Ted Benna, the father of the 401(k), sees a new opportunity serving small plans.
As he approaches retirement age, the man who invented the 401(k) is still working on it.
In January, R. Theodore Benna, 64, founded a small consulting firm, Malvern Benefits Co., that administers 401(k)s for companies with fewer than 1,000 employees. “We see an opportunity here for a quality product,” says Benna. This is familiar turf: Benna was a co-owner of a consulting firm 23 years ago when he created the prototype for the modern 401(k).
To keep costs low Benna has settled in Williamsport, a small town in the Endless Mountains of central Pennsylvania best known as the annual host of the Little League Baseball World Series. His son and two grandchildren live nearby. “We can turn a profit here, partially because of cheaper office space but also because we have access to a hardworking labor pool,” Benna says.
His small-plan administration business works much like many other so-called third-party administrators. Malvern charges employers a flat annual fee that ranges from $1,750 to $3,750, depending on the specifics of the plan; in addition the firm levies a participant fee of between $39 and $50 a person. To sign up clients Benna works with brokers, registered investment advisers and financial planners, who collect either asset-based or flat fees. “If we could go directly to small employers, we would, but almost all small employers work with financial advisers,” he says.
Says Trisha Brambley, whose Newtown, Pennsylvania, firm, Resources for Retirement, consults with midmarket plan sponsors: “So many products in the small- to midsize-plan market are insanely expensive.

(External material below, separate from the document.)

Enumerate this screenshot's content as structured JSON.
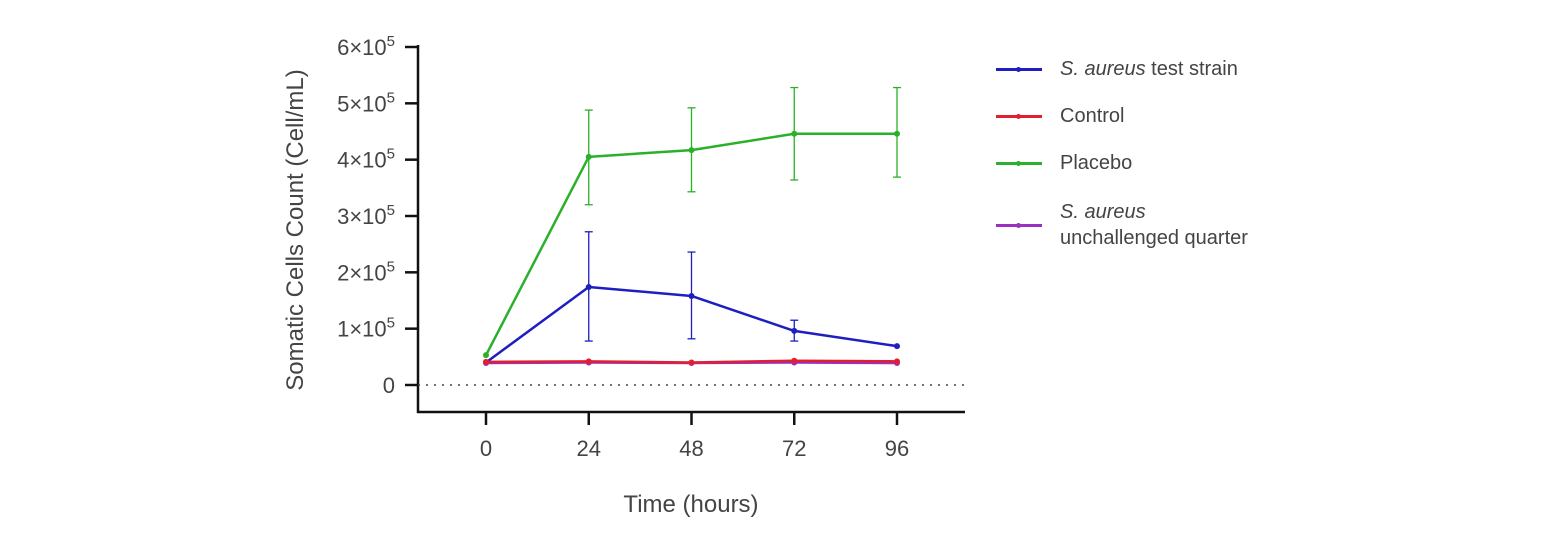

But Benna’s firm charges reasonable fees and offers a broad selection of funds.”
Malvern’s 401(k) plans pay an average of 100 basis points in total expenses for their fund holdings, whereas most small-plan fees start at 200 basis points and head north.
Currently, Malvern employs six people and serves 44 clients; the firm has a $400,000 401(k), administered in-house and mostly comprised of employee rollovers.
Back in 1981, Benna co-owned Johnson Cos., a small benefits-consulting firm in suburban Philadelphia. One of his clients, Cheltenham National Bank, wanted to replace its cash bonus plan with a profit-sharing plan in which employees wouldn’t have access to the money until they left the bank. Ultimately, the bank’s lawyers nixed the idea. “The lawyers advised the bankers not to do something that had never been done before,” recalls Benna.
The Tax Reform Act of 1978 added paragraph (k) to Section 401 of the Internal Revenue Code, expanding the possibilities for profit-sharing plans. Benna refashioned the idea he had peddled unsuccessfully to the bankers and created a savings plan for his own company. He and partner Edward Johnson met with fellow Pennsylvanian Drew Lewis, president Ronald Reagan’s secretary of Transportation, who arranged for them to present the idea to John (Buck) Chapoton, then
assistant Treasury secretary for tax policy. Their plan was eventually approved by the Treasury Department, and the regulations that came out thereafter endorsed the matching employer contributions and employee pretax contributions.
Their program, the model for today’s 401(k), allowed employees to save up to 6 percent of their pretax earnings and receive tax-deductible matching contributions from their employers. The law permitted earnings on those assets to grow tax-deferred. The 401(k) industry took off a few years later, when mutual fund giants like Fidelity Investments got into the act.
What about Benna’s own retirement savings? “I’m more heavily in stock than I counsel people to be at my age,” the father of the 401(k) says somewhat sheepishly, admitting to a 90 percent weighting in equities in his 401(k).
“I don’t see bonds doing anything favorable in the short term, and in addition my 401(k) is supplemented by fairly sizable real estate holdings.” In Williamsport, Benna owns a farm, a lodge and two small office buildings.